Avis 20236372 Séance du 23/11/2023
Madame X, a saisi la Commission d'accès aux documents administratifs, par courrier enregistré à son secrétariat le 23 octobre 2023, à la suite du refus opposé par le directeur du Groupe hospitalier universitaire Paris Psychiatrie et Neurosciences à sa demande de communication de l'intégralité de son dossier médical concernant l'hospitalisation sous contrainte dont elle a fait l'objet entre le X et le X.

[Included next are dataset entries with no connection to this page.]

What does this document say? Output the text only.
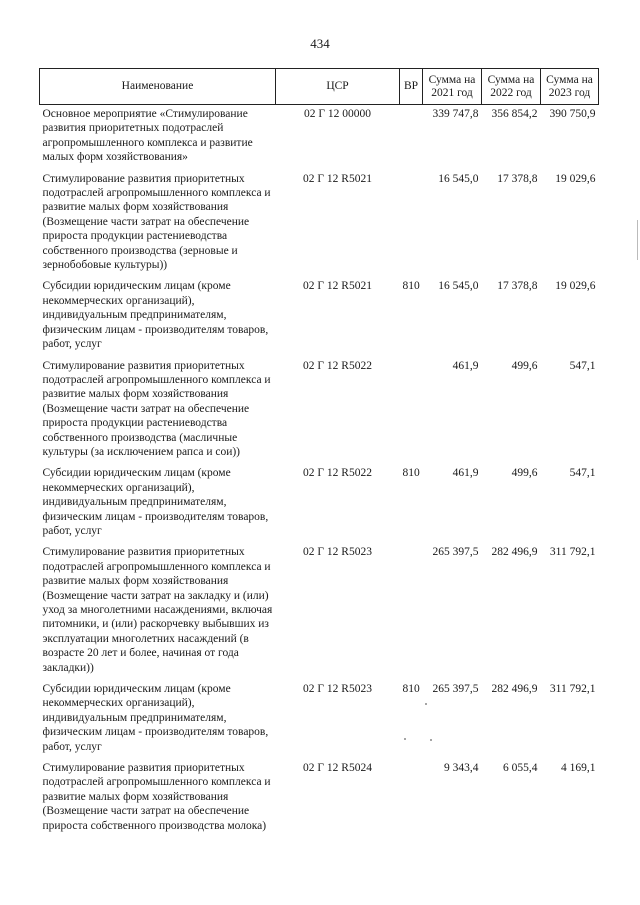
434
Наименование	ЦСР	ВР	Сумма на 2021 год	Сумма на 2022 год	Сумма на 2023 год
Основное мероприятие «Стимулирование развития приоритетных подотраслей агропромышленного комплекса и развитие малых форм хозяйствования»	02 Г 12 00000		339 747,8	356 854,2	390 750,9
Стимулирование развития приоритетных подотраслей агропромышленного комплекса и развитие малых форм хозяйствования (Возмещение части затрат на обеспечение прироста продукции растениеводства собственного производства (зерновые и зернобобовые культуры))	02 Г 12 R5021		16 545,0	17 378,8	19 029,6
Субсидии юридическим лицам (кроме некоммерческих организаций), индивидуальным предпринимателям, физическим лицам - производителям товаров, работ, услуг	02 Г 12 R5021	810	16 545,0	17 378,8	19 029,6
Стимулирование развития приоритетных подотраслей агропромышленного комплекса и развитие малых форм хозяйствования (Возмещение части затрат на обеспечение прироста продукции растениеводства собственного производства (масличные культуры (за исключением рапса и сои))	02 Г 12 R5022		461,9	499,6	547,1
Субсидии юридическим лицам (кроме некоммерческих организаций), индивидуальным предпринимателям, физическим лицам - производителям товаров, работ, услуг	02 Г 12 R5022	810	461,9	499,6	547,1
Стимулирование развития приоритетных подотраслей агропромышленного комплекса и развитие малых форм хозяйствования (Возмещение части затрат на закладку и (или) уход за многолетними насаждениями, включая питомники, и (или) раскорчевку выбывших из эксплуатации многолетних насаждений (в возрасте 20 лет и более, начиная от года закладки))	02 Г 12 R5023		265 397,5	282 496,9	311 792,1
Субсидии юридическим лицам (кроме некоммерческих организаций), индивидуальным предпринимателям, физическим лицам - производителям товаров, работ, услуг	02 Г 12 R5023	810	265 397,5	282 496,9	311 792,1
Стимулирование развития приоритетных подотраслей агропромышленного комплекса и развитие малых форм хозяйствования (Возмещение части затрат на обеспечение прироста собственного производства молока)	02 Г 12 R5024		9 343,4	6 055,4	4 169,1
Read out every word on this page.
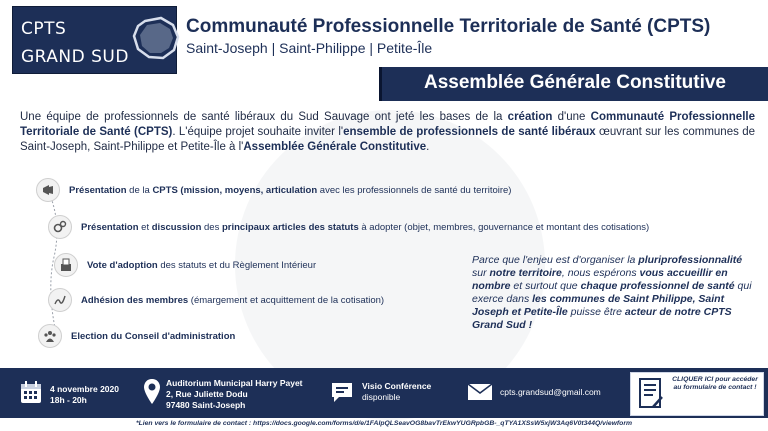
CPTS
GRAND SUD
Communauté Professionnelle Territoriale de Santé (CPTS)
Saint-Joseph | Saint-Philippe | Petite-Île
Assemblée Générale Constitutive
Une équipe de professionnels de santé libéraux du Sud Sauvage ont jeté les bases de la création d'une Communauté Professionnelle Territoriale de Santé (CPTS). L'équipe projet souhaite inviter l'ensemble de professionnels de santé libéraux œuvrant sur les communes de Saint-Joseph, Saint-Philippe et Petite-Île à l'Assemblée Générale Constitutive.
Présentation de la CPTS (mission, moyens, articulation avec les professionnels de santé du territoire)
Présentation et discussion des principaux articles des statuts à adopter (objet, membres, gouvernance et montant des cotisations)
Vote d'adoption des statuts et du Règlement Intérieur
Adhésion des membres (émargement et acquittement de la cotisation)
Election du Conseil d'administration
Parce que l'enjeu est d'organiser la pluriprofessionnalité sur notre territoire, nous espérons vous accueillir en nombre et surtout que chaque professionnel de santé qui exerce dans les communes de Saint Philippe, Saint Joseph et Petite-Île puisse être acteur de notre CPTS Grand Sud !
4 novembre 2020
18h - 20h
Auditorium Municipal Harry Payet
2, Rue Juliette Dodu
97480 Saint-Joseph
Visio Conférence
disponible	cpts.grandsud@gmail.com
CLIQUER ICI pour accéder au formulaire de contact !
*Lien vers le formulaire de contact : https://docs.google.com/forms/d/e/1FAIpQLSeavOG8bavTrEkwYUGRpbGB-_qTYA1XSsW5xjW3Aq6V0t344Q/viewform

En l'absence de réponse du directeur du Groupe hospitalier universitaire Paris Psychiatrie et Neurosciences à la date de sa séance, la commission rappelle que l'article L1111-7 du code de la santé publique reconnaît le droit à toute personne d'accéder aux informations concernant sa santé, détenues par des professionnels ou des établissements de santé. En vertu du même article et du dernier alinéa de l’article L311-6 du code des relations entre le public et l’administration, ces informations sont communiquées au demandeur, selon son choix, directement ou par l'intermédiaire d'un médecin qu'il désigne à cet effet. La commission précise toutefois que le troisième alinéa du même article L1111-7 du code de la santé publique prévoit que « La présence d'une tierce personne lors de la consultation de certaines informations peut être recommandée par le médecin les ayant établies ou en étant dépositaire, pour des motifs tenant aux risques que leur connaissance sans accompagnement ferait courir à la personne concernée. Le refus de cette dernière ne fait pas obstacle à la communication de ces informations ». Le quatrième alinéa prévoit quant à lui qu'« A titre exceptionnel, la consultation des informations recueillies, dans le cadre d'une admission en soins psychiatriques décidée en application des chapitres II à IV du titre Ier du livre II de la troisième partie du présent code ou ordonnée en application de l'article 706-135 du code de procédure pénale, peut être subordonnée à la présence d'un médecin désigné par le demandeur en cas de risques d'une gravité particulière. En cas de refus du demandeur, la commission départementale des soins psychiatriques est saisie. Son avis s'impose au détenteur des informations comme au demandeur ».
Dès lors que les éléments demandés ont été recueillis dans le cadre d'une hospitalisation d'office ou à la demande d'un tiers au sens de ces dispositions, la commission émet un avis favorable à leur communication au demandeur selon la procédure appropriée en fonction des risques qu'une telle communication pourrait faire encourir au demandeur.